Et dans la campagne jaune, ils poursuivaient la dame.


Et tenant par la main ses trois petites filles, dans un grand champ en friche, devant sa maison presque écroulée, la dame saoule voyait arriver l’Une et le Bo à bord du camion. Effrayée, elle regardait l’Une retirer ses chaussures et sauter dans la boue qui giclait sur ses belles jambes nues, elle ouvrait les yeux, à quelques mètres de l’Une, tremblante, ses filles immobiles à la main. L’Une poussait une manette jaune sur le côté du camion et le camion s’ouvrait en deux, pendant que le Bo faisait des signes de la main et des tire-la-langue aux trois petites grâces émerveillées.


Mille sept cent cinquante-huit boîtes de conserve se déversaient dans son champ pour passer l’hiver.

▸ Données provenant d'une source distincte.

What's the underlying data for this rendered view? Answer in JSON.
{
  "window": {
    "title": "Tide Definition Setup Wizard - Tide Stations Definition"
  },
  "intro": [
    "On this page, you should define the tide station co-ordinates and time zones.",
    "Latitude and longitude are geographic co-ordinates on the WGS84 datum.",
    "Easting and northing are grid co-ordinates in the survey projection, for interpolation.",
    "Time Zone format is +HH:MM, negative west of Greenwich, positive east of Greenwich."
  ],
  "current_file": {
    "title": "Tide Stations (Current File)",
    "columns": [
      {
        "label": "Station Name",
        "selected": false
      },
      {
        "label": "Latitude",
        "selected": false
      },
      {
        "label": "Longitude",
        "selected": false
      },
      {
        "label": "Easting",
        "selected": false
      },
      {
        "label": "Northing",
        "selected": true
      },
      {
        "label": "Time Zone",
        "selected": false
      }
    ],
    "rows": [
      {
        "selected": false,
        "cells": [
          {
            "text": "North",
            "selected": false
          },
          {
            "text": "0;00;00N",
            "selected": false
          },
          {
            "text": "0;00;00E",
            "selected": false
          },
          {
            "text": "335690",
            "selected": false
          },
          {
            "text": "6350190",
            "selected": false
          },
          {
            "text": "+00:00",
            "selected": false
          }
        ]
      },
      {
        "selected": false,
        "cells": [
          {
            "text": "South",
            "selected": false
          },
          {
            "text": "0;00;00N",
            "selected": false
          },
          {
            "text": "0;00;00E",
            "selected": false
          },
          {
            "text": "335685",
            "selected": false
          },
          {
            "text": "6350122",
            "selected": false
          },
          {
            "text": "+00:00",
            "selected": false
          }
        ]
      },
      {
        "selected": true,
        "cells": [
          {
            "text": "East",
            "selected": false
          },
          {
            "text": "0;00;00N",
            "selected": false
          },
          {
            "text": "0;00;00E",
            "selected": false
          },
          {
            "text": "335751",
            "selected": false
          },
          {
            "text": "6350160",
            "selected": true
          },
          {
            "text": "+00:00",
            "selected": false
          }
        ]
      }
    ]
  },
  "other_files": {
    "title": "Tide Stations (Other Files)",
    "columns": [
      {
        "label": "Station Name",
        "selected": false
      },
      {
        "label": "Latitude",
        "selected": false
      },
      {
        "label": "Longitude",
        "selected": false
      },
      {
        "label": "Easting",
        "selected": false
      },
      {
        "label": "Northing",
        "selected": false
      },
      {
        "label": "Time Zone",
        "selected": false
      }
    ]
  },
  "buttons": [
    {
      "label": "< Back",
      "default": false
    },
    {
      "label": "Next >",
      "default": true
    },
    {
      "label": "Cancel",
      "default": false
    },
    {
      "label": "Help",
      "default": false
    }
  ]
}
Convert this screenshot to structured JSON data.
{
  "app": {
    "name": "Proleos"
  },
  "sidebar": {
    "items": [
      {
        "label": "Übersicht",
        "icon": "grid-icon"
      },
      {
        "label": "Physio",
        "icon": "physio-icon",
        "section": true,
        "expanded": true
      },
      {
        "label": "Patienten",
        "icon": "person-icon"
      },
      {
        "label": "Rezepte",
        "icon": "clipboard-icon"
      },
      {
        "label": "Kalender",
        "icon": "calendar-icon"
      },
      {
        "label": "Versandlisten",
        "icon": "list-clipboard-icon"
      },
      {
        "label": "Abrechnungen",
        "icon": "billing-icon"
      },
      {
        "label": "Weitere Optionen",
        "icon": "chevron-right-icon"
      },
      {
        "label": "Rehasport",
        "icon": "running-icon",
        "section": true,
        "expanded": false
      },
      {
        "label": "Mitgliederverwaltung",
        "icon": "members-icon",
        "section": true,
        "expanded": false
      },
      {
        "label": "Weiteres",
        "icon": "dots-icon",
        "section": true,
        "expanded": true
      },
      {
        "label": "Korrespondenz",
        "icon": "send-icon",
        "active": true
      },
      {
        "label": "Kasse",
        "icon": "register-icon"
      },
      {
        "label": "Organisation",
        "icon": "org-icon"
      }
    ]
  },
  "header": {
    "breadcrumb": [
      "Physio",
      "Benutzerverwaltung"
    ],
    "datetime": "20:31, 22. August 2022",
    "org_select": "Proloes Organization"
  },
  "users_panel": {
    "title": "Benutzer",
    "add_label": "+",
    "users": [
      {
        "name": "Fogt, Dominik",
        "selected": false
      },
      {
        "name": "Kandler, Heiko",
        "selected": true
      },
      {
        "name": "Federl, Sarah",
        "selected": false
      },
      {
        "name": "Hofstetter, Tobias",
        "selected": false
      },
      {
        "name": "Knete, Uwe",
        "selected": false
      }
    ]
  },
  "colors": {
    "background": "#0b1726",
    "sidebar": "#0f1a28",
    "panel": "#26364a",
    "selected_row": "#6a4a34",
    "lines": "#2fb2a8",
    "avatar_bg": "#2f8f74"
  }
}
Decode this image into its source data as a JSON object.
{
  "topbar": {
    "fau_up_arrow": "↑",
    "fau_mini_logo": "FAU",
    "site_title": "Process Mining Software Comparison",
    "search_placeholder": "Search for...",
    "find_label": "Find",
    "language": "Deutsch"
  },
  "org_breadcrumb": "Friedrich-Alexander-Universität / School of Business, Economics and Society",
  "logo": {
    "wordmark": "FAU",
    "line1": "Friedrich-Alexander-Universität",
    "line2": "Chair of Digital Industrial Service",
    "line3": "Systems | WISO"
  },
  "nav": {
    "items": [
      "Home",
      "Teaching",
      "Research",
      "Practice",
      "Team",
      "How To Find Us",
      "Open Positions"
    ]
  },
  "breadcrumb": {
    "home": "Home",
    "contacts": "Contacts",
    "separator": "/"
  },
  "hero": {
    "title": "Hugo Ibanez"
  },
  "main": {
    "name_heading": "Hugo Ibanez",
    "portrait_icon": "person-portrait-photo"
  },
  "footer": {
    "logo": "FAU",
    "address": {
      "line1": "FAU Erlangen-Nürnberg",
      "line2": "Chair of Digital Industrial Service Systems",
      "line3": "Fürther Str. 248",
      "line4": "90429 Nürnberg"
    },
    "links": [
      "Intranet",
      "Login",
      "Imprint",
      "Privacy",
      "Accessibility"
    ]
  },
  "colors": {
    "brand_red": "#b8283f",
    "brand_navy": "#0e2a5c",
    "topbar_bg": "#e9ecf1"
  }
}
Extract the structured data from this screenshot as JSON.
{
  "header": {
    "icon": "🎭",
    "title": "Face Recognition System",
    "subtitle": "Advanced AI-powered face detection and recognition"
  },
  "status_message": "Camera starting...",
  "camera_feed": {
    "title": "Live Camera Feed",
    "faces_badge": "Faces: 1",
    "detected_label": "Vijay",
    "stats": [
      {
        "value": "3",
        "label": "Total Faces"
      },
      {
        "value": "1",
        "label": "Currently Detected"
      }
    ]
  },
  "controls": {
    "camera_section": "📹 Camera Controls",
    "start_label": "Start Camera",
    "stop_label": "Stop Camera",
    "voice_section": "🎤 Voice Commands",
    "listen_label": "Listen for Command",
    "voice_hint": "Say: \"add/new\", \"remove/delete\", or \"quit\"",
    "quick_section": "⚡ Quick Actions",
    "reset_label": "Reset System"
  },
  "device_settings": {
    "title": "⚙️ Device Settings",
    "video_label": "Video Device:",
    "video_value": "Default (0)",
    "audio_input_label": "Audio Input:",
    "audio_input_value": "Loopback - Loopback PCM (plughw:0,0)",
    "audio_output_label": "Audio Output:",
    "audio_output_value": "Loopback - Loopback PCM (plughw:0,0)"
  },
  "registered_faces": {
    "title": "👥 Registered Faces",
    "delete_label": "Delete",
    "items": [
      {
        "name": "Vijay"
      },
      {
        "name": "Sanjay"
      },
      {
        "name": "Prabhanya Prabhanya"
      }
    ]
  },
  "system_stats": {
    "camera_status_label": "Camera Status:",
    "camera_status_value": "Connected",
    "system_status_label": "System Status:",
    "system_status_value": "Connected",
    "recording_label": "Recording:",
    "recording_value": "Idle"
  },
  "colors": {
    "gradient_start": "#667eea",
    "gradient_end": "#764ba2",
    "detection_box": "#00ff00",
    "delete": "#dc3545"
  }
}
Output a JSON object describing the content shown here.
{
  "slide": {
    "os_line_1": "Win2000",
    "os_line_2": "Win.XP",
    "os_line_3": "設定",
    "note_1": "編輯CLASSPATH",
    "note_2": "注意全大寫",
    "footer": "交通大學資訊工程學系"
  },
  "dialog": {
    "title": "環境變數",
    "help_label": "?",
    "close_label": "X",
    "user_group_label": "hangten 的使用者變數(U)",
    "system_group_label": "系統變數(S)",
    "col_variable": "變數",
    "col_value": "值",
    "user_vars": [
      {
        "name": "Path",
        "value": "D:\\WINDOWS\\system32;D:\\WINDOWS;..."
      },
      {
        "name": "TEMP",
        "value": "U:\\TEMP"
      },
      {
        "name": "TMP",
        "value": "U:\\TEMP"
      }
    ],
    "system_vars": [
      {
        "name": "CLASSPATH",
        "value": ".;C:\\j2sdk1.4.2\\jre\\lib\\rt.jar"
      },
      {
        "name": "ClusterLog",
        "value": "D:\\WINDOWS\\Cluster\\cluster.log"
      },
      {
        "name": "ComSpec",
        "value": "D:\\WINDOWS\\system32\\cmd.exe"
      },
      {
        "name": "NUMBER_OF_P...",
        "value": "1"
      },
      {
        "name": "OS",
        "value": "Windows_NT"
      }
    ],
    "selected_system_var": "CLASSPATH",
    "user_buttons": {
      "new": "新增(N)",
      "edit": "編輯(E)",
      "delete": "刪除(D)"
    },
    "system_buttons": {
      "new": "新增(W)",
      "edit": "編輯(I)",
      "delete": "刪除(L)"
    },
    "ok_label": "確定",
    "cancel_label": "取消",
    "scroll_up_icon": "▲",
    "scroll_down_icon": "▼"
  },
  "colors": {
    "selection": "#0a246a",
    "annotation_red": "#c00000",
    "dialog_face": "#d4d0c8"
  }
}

L’Une avait dansé embrasser les filles et serrer la dame qui sentait le calvados, elle avait ramassé une grosse pierre avant de remonter dans l’habitacle se jeter au cou de son Bo, avant sa naissance.


À l’aide d’une lime à ongles, dans le camion, l’Une raclait la boue sur ses pieds magnifiques. Chaque parcelle de peau immaculée, elle la faisait baiser au Bo qui conduisait, tandis que les petites têtes rouges des doigts de pied s’inscrivaient dans le paysage mouvant telles des fleurs à des buissons de secondes.


1, 2, et 3, à l’approche des grandes falaises de Colleville, le Bo, avant sa naissance, coinçait l’accélérateur de l’engin avec la grosse pierre et ils sautaient dans l’herbe d’automne, avant de courir ensemble regarder, plus bas, le duel du camion et de la mer. L’eau était toujours victorieuse.



Mais ce n’est pas parce que le Bo n’est pas né que les temps ne changent pas. Ce n’est pas parce que le bonheur du Bo est infini que de grands malheurs ne le traquent pas. Ce n’est pas parce que le Bo avant sa naissance faisait face au malheur en toutes circonstances qu’il va naître. Ce n’est pas parce que le Bo n’est pas né qu’il ne va pas, à la grande surprise du monde, s’inscrire pour autant dans le temps.